When:

Wednesday, January 30, 2008, 6:30pm - 8:30pm (RSVP for food/drinks req'd asap).

Meeting Place:  University of Portland Engineering Hall room #216 (see building #22 on the Campus Map provided below), 5000 Willamette Blvd. Portland, OR.  The most convenient place to park will be behind building #22.

 Map to University of Portland

Campus Map of the University of Portland

Subject:

HFSS, IE3D, CST, SONNET, and MSM(?) for Circuit and Package Modeling

Fred Weiss

Avnera Corporation

 Abstract

 During the 1980’s we began to see a limited number of commercial products for analyzing and simulating the behavior of electromagnetic structures. These were able to handle structures of very limited complexity, they were difficult to use, and they were expensive. Fast-forward to 2008: Today we have a myriad of such tools which are able to handle structures of considerably greater complexity than their earlier cousins, but which are still relatively difficult to use, and still relatively expensive.

 In contrast, the microwave community has for many, many years used the technique of Mechanical Scale Modeling to aid in the design of relatively simple 2- and 3D structures such as compensated vias, couplers, waveguides, and the like. This technique uses scaling relationships to correlate the electrical characteristics of macroscopic – and, therefore, easily manipulated – models to those of the actual, much smaller, structures used on circuit boards and hybrids. The result is essentially an analog simulator that gives one the ability to quickly, accurately, and inexpensively develop microwave components.

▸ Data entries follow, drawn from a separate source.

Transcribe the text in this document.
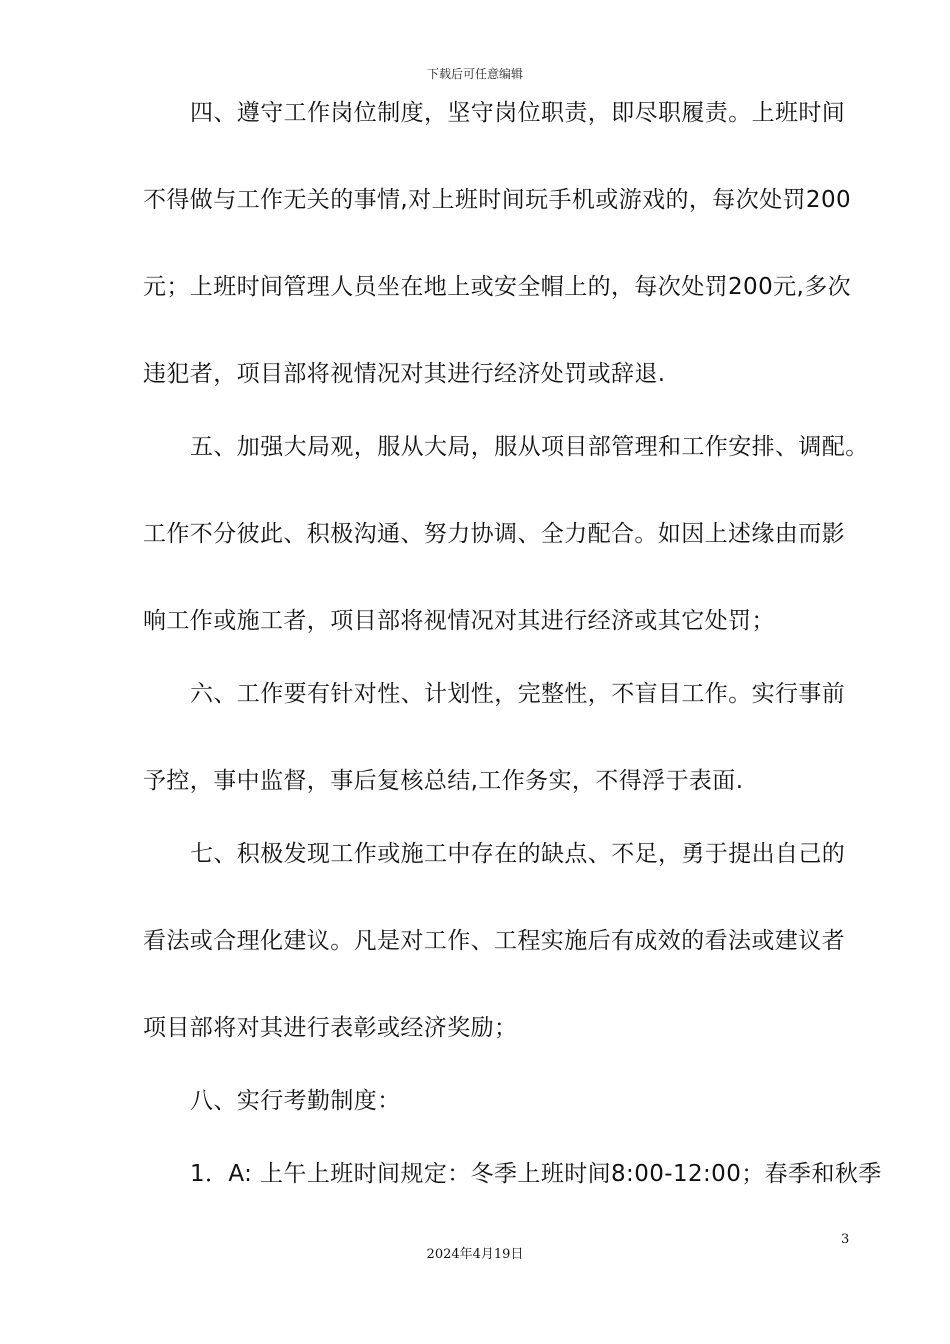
下载后可任意编辑
四、遵守工作岗位制度，坚守岗位职责，即尽职履责。上班时间
不得做与工作无关的事情,对上班时间玩手机或游戏的，每次处罚200
元；上班时间管理人员坐在地上或安全帽上的，每次处罚200元,多次
违犯者，项目部将视情况对其进行经济处罚或辞退.
五、加强大局观，服从大局，服从项目部管理和工作安排、调配。
工作不分彼此、积极沟通、努力协调、全力配合。如因上述缘由而影
响工作或施工者，项目部将视情况对其进行经济或其它处罚；
六、工作要有针对性、计划性，完整性，不盲目工作。实行事前
予控，事中监督，事后复核总结,工作务实，不得浮于表面.
七、积极发现工作或施工中存在的缺点、不足，勇于提出自己的
看法或合理化建议。凡是对工作、工程实施后有成效的看法或建议者
项目部将对其进行表彰或经济奖励；
八、实行考勤制度：
1．A: 上午上班时间规定：冬季上班时间8:00-12:00；春季和秋季
3
2024年4月19日
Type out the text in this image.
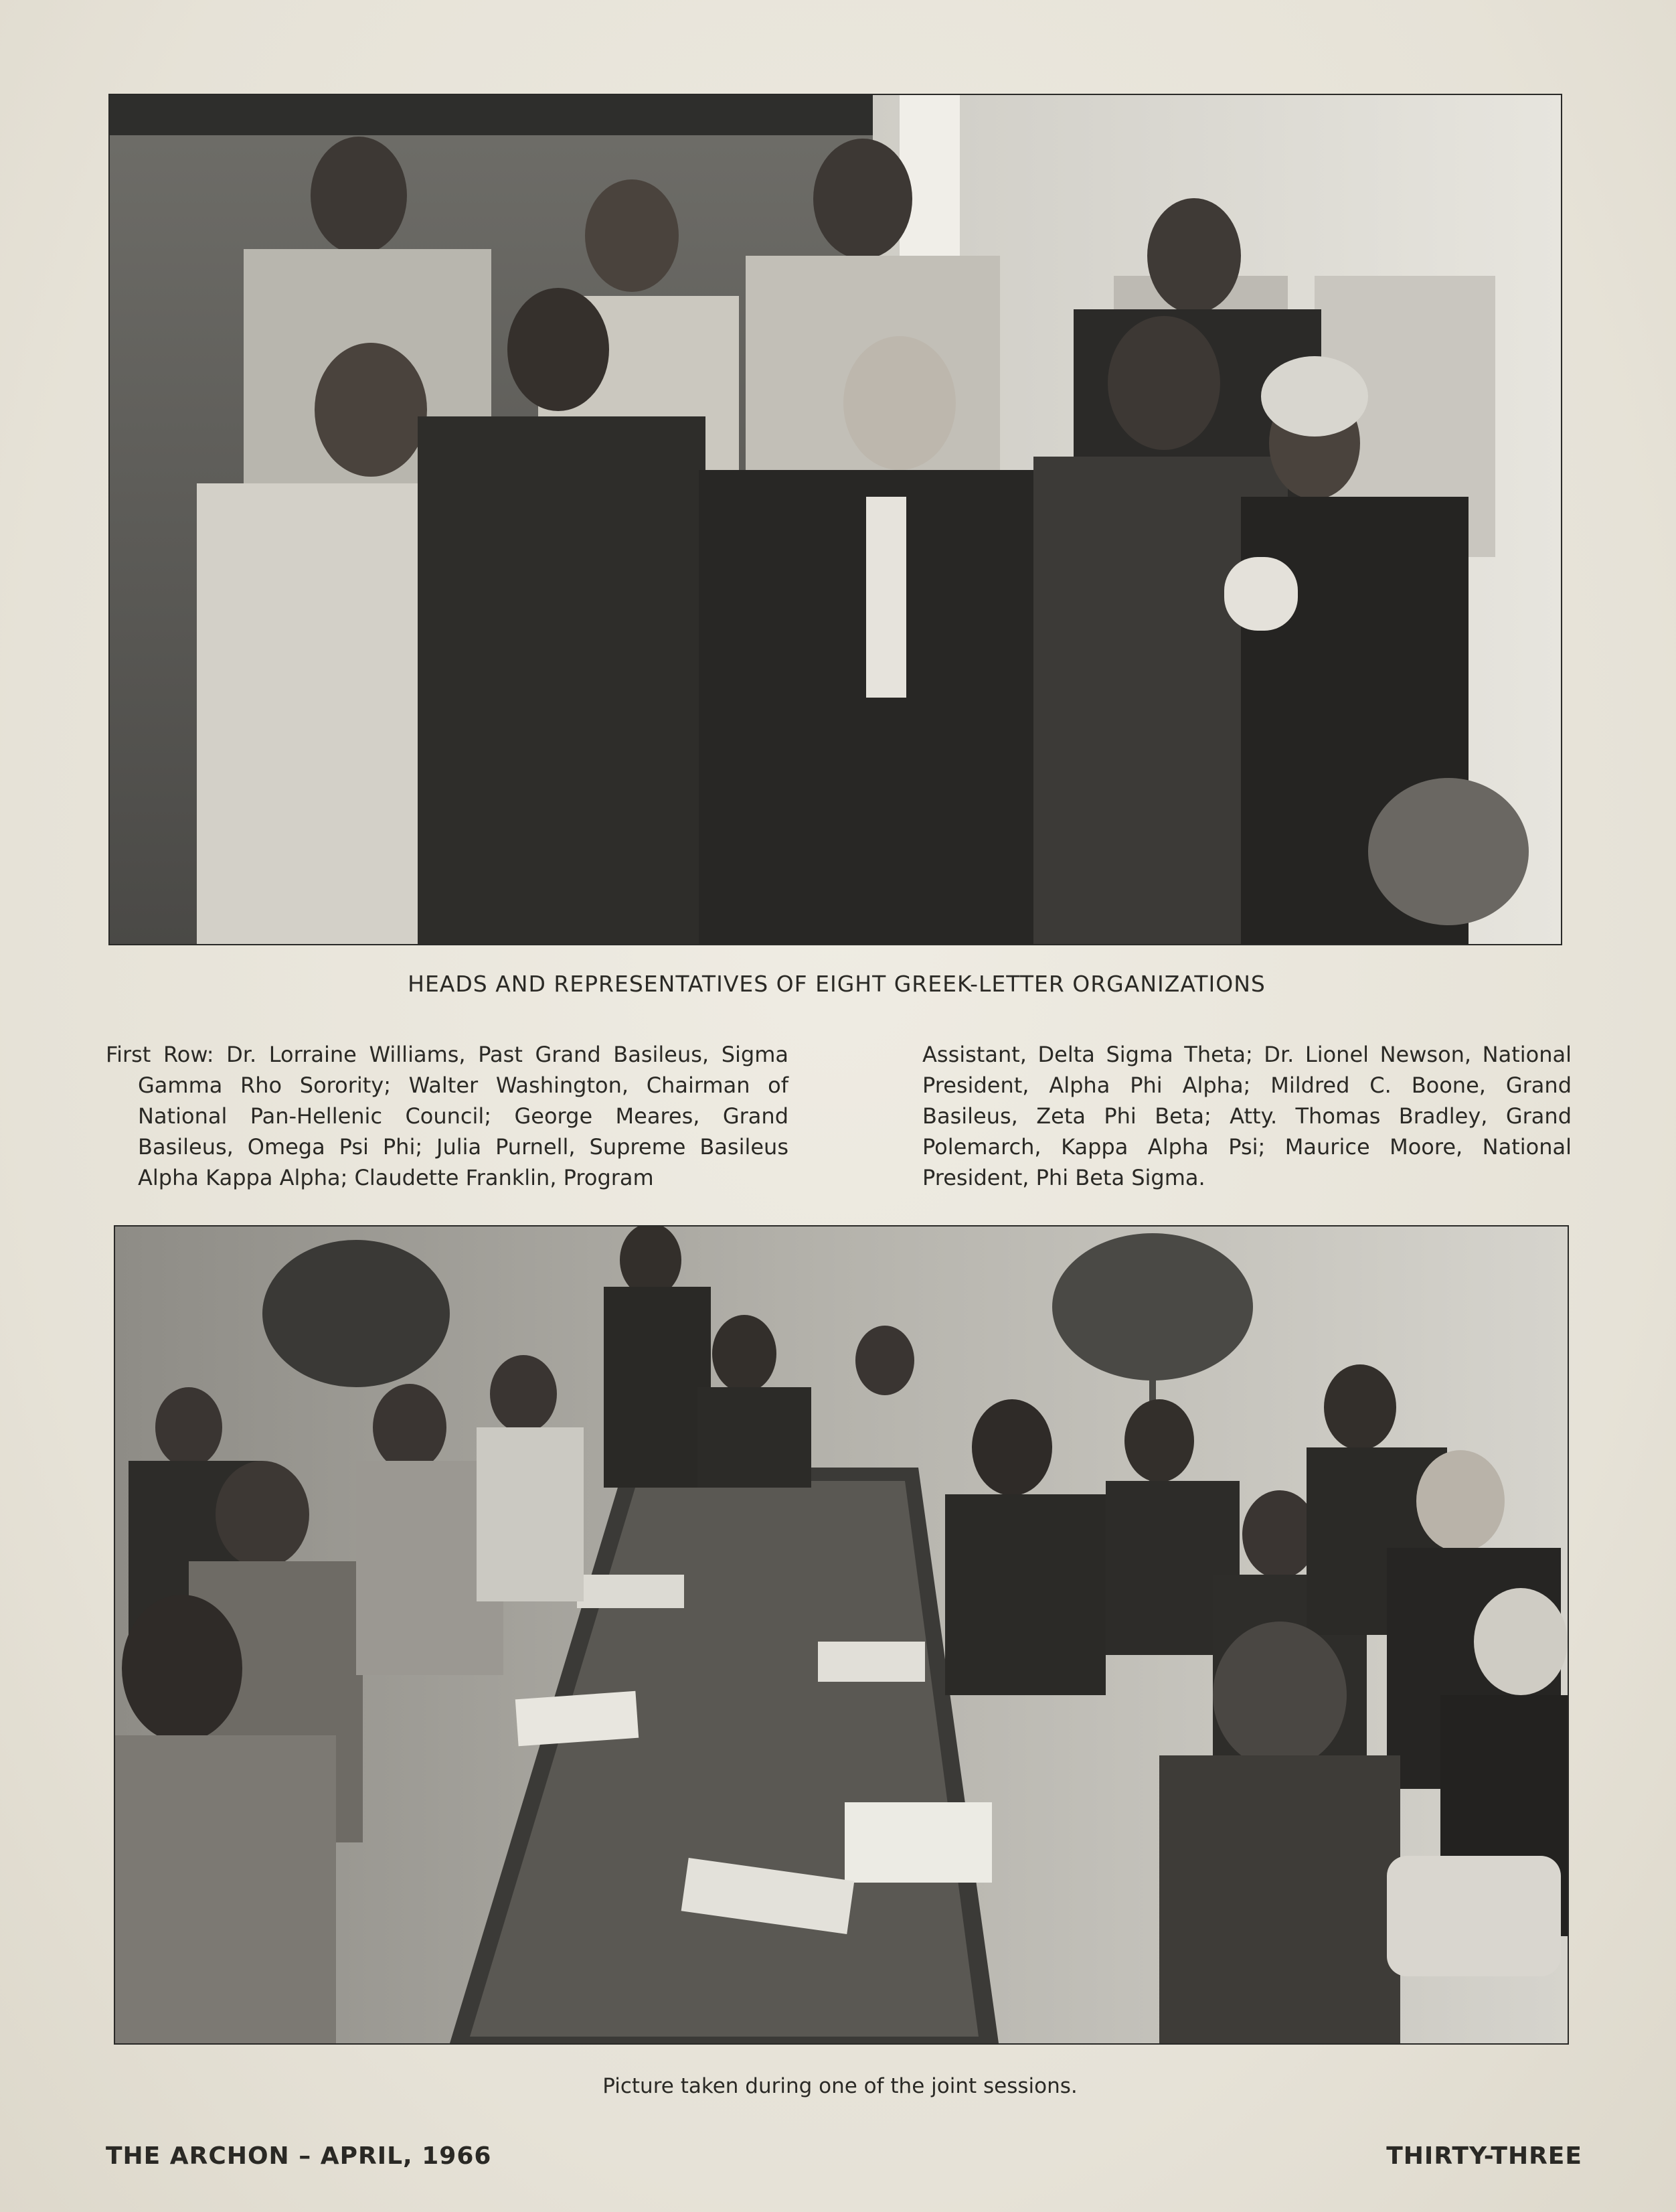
HEADS AND REPRESENTATIVES OF EIGHT GREEK-LETTER ORGANIZATIONS
First Row: Dr. Lorraine Williams, Past Grand Basileus, Sigma Gamma Rho Sorority; Walter Washington, Chairman of National Pan-Hellenic Council; George Meares, Grand Basileus, Omega Psi Phi; Julia Purnell, Supreme Basileus Alpha Kappa Alpha; Claudette Franklin, Program
Assistant, Delta Sigma Theta; Dr. Lionel Newson, National President, Alpha Phi Alpha; Mildred C. Boone, Grand Basileus, Zeta Phi Beta; Atty. Thomas Bradley, Grand Polemarch, Kappa Alpha Psi; Maurice Moore, National President, Phi Beta Sigma.
Picture taken during one of the joint sessions.
THE ARCHON – APRIL, 1966	THIRTY-THREE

 An interesting aspect of mechanical scale modeling is that it can be applied to a much broader set of problems than microwave component design. In particular, it has been found to be useful, inexpensive, and relatively fast tool for a variety of IC-related design tasks including package modeling, inductor design, and even on-chip IC interconnect analysis. This talk will describe the author’s experiences with this technique, including a brief review of the theoretical underpinnings as well as limitations of the method, model construction and measurement techniques, results, and examples of actual hardware.

About the Speaker:

Brief bio for Fred Weiss

 Fred Weiss is the Avnera Fellow for RF and Analog Architecture and has been with that company since August of 2004, during which time he has been primarily involved in the development of a variety of RF, analog, and data conversion circuits used in Avnera’s wireless products. Fred holds a Bachelor’s Degree in Physics from the University of Washington (Seattle), and MSEE and PhD degrees in Electronic Engineering from the University of California at Los Angeles. Since finishing graduate school in 1981 he has been privileged to work for Tektronix Laboratories, TriQuint Semiconductor, Analog Devices, and Avnera, over the course of which employment he has had the pain and pleasure of designing high speed data conversion, RF, synthesizer, and RF power control products in Bipolar, CMOS, BiCMOS, SiGe, and GaAs MESFET IC process technologies. He was the principal designer of the TriQuint GigaDACÔ product line of gigasample/second 8- and 14-bit DACs for video and signal synthesis applications, and is the author or co-author of 8 patents and16 conference papers. Fred has been an Adjunct Professor of Electrical Engineering at Oregon State University, and is honored to be able to periodically teach circuit design courses as a Visiting Professor at the Johannes Kepler University in Linz, Austria.